Santé Canada suit cette situation de près et collabore avec le frabricant, la FDA et les organismes de réglementation d'autres pays, poursuit l'organisme fédéral, qui a demandé à Johnson & Johnson de l'informer de tout cas de problème de coagulation rare.

De son côté, le premier ministre Justin Trudeau a fait savoir que son gouvernement attendrait justement la fin de l'examen de la situation par Santé Canada, et que le contrat de livraison ne serait pas modifié.

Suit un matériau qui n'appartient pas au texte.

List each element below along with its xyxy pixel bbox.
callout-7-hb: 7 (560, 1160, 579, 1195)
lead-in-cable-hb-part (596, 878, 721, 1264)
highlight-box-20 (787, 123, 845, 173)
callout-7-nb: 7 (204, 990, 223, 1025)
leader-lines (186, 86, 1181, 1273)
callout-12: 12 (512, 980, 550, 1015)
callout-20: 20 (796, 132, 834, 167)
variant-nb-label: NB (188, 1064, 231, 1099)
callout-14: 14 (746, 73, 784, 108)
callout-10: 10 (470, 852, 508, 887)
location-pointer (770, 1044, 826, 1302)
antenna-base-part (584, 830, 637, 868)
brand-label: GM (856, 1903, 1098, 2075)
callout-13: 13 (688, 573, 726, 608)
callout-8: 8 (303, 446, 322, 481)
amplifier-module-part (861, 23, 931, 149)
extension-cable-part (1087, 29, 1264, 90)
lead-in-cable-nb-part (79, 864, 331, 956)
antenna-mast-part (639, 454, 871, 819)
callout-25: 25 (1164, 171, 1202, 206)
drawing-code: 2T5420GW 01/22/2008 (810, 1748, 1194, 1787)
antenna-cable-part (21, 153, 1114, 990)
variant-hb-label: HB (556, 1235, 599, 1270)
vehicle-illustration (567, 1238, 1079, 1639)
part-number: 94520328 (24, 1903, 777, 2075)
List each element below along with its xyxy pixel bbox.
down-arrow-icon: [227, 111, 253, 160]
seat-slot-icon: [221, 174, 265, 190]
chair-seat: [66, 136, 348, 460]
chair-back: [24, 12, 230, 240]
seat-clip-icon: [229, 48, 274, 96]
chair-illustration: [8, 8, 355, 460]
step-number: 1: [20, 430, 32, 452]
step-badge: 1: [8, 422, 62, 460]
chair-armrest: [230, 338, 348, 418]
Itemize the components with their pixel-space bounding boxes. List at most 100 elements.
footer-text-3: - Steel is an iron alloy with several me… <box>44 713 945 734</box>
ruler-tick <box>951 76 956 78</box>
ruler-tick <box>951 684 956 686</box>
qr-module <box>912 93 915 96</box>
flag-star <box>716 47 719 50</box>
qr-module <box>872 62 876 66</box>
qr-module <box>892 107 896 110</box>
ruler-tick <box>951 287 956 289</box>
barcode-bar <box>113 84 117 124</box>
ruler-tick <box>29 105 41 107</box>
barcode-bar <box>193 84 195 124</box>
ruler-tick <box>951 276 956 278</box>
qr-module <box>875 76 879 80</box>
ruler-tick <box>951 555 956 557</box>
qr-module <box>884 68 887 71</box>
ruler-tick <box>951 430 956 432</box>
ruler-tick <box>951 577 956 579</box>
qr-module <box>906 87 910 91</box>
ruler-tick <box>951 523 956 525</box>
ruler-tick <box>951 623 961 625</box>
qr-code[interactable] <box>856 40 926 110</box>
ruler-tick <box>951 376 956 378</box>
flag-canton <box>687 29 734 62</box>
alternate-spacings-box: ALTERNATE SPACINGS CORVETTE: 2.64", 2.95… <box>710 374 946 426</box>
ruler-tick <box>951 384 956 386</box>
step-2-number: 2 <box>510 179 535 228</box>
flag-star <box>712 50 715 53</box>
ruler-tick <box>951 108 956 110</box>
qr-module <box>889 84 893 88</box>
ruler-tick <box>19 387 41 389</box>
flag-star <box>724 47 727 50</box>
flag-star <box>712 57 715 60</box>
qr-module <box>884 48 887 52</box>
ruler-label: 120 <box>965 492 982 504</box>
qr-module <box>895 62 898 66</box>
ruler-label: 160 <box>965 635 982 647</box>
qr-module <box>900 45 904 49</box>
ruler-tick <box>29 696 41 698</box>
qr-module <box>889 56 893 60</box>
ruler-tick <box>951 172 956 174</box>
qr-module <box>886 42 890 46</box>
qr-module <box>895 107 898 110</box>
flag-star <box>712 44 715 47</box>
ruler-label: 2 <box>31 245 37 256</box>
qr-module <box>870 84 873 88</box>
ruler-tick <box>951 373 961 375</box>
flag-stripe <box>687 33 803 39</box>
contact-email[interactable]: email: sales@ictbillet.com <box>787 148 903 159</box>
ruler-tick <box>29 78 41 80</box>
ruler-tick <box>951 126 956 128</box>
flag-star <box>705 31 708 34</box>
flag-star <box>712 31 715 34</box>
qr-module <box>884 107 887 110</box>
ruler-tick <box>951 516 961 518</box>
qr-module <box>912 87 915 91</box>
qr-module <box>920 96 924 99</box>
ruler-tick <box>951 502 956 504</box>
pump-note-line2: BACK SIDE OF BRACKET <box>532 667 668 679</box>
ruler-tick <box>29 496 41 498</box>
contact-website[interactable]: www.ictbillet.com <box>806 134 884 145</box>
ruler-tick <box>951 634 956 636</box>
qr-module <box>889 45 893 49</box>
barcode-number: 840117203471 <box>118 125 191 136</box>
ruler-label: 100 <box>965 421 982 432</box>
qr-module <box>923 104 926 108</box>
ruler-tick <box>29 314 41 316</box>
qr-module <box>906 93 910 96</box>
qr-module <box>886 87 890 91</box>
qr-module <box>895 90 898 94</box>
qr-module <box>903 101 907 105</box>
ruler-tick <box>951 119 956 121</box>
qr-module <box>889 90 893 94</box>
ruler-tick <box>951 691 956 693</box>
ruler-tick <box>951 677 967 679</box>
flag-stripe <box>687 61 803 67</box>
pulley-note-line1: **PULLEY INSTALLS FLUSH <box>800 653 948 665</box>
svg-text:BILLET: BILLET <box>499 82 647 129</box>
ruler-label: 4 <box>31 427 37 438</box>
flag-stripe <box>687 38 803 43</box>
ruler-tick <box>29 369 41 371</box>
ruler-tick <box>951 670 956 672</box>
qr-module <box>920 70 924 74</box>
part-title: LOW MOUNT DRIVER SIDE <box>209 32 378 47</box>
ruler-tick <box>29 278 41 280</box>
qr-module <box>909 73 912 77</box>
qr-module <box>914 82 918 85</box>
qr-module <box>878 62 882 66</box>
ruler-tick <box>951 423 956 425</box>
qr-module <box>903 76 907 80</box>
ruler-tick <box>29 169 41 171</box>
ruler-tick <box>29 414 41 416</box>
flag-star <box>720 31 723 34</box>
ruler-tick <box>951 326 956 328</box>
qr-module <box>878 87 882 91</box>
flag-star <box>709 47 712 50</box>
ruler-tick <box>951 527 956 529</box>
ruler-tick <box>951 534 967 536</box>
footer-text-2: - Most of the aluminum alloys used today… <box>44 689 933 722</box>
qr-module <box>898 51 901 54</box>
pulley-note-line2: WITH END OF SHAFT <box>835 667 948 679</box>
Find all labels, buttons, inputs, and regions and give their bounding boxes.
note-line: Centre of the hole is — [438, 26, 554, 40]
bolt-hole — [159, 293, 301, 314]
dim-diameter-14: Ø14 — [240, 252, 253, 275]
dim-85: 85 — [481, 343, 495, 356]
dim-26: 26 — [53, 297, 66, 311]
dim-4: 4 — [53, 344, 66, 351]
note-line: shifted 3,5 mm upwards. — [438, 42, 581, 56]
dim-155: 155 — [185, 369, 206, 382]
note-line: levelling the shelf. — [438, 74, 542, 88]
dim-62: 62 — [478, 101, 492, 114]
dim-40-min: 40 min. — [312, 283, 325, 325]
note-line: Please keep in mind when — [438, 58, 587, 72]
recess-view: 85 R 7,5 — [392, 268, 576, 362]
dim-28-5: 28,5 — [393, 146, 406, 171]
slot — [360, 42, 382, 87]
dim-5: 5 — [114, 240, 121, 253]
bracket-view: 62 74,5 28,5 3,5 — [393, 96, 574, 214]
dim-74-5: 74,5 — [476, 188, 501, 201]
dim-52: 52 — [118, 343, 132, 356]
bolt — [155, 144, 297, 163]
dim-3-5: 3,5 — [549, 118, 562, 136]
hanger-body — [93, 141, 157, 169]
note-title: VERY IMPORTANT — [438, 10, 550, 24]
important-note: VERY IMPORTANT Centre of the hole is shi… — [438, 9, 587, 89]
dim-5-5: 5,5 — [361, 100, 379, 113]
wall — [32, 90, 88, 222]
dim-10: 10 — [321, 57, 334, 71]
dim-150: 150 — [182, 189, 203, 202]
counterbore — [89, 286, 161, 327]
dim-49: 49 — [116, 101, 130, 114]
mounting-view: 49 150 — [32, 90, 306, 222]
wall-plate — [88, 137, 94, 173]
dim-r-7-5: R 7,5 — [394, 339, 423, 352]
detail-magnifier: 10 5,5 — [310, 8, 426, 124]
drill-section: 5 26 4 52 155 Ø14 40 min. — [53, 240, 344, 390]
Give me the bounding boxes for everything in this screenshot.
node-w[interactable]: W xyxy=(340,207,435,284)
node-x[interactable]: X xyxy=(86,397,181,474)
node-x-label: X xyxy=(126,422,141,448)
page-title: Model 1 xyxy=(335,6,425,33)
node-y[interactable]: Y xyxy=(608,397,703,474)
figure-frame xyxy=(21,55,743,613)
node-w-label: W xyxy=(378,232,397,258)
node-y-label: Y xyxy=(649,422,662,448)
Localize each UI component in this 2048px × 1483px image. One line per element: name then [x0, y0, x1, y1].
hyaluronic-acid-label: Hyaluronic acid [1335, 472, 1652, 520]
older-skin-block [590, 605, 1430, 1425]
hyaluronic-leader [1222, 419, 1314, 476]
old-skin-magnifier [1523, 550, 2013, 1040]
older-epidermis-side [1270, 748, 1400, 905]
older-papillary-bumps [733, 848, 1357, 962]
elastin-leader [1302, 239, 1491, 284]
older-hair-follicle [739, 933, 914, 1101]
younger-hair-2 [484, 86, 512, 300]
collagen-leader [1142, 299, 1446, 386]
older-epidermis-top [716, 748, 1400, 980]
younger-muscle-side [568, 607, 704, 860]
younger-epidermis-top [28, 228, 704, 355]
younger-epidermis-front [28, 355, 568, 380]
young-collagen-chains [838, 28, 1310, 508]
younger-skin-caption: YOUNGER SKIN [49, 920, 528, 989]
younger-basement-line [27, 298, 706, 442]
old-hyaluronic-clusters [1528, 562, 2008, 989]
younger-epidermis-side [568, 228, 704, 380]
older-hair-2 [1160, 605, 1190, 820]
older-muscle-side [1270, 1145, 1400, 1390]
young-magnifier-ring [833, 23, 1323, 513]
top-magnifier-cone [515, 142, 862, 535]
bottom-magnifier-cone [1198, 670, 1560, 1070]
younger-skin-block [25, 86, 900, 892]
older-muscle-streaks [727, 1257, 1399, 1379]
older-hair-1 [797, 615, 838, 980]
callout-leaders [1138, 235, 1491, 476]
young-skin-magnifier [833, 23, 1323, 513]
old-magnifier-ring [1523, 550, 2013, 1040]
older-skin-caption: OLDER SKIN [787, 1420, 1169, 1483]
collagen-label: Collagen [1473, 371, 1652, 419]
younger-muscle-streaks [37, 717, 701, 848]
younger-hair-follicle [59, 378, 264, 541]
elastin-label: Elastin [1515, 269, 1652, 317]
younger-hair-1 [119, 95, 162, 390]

Cette affaire n'est pas sans rappeler la controverse qui entoure un autre vaccin, celui de l'entreprise AstraZeneca, dont l'utilisation a notamment été restreinte aux 55 ans et plus, au Québec, en raison des risques – très faibles – de thrombose chez les personnes plus jeunes.

Un vaccin sécuritaire

La semaine dernière, l'Agence européenne des médicaments indiquait d'ailleurs que les caillots sanguins doivent être répertoriés comme un effet secondaire « très rare » du vaccin d'AstraZeneca.

Ainsi, selon une infographie s'appuyant notamment sur des données publiées par l'organisation européenne, les risques de développer un caillot de sang sont bien plus importants si l'on contracte la COVID-19, que si l'on reçoit une dose du vaccin AstraZeneca.

En fait, les risques s'élèvent à 4 cas de thrombose sur 1 000 000 de doses du vaccin, ou 0,0004 %, contre 165 000 cas par million chez les gens atteints de la COVID-19, soit 16,5 %.

Plus de 200 millions de personnes ont déjà reçu ce vaccin à travers le monde.

Découvrez-vous comment fonctionnent les vaccins contre le SRAS-CoV-2.

Un vaccin déjà sous surveillance

Au dire de la Dre Caroline Quach, microbiologiste-infectiologue et épidémiologiste, le vaccin de Johnson & Johnson était déjà sous surveillance, en raison d'au moins un possible cas de thrombose détecté lors des essais cliniques.

De passage sur les ondes de Tout un matin, à ICI Première, il est tout à fait possible que [comme pour le vaccin d'AstraZeneca], les bénéfices soient plus importants que les risques pour un certain groupe d'âge.

En théorie, si l'on sait comment diagnostiquer et traiter [les thromboses], cela ne devrait pas entraîner de complications graves, affirme la Dre Quach.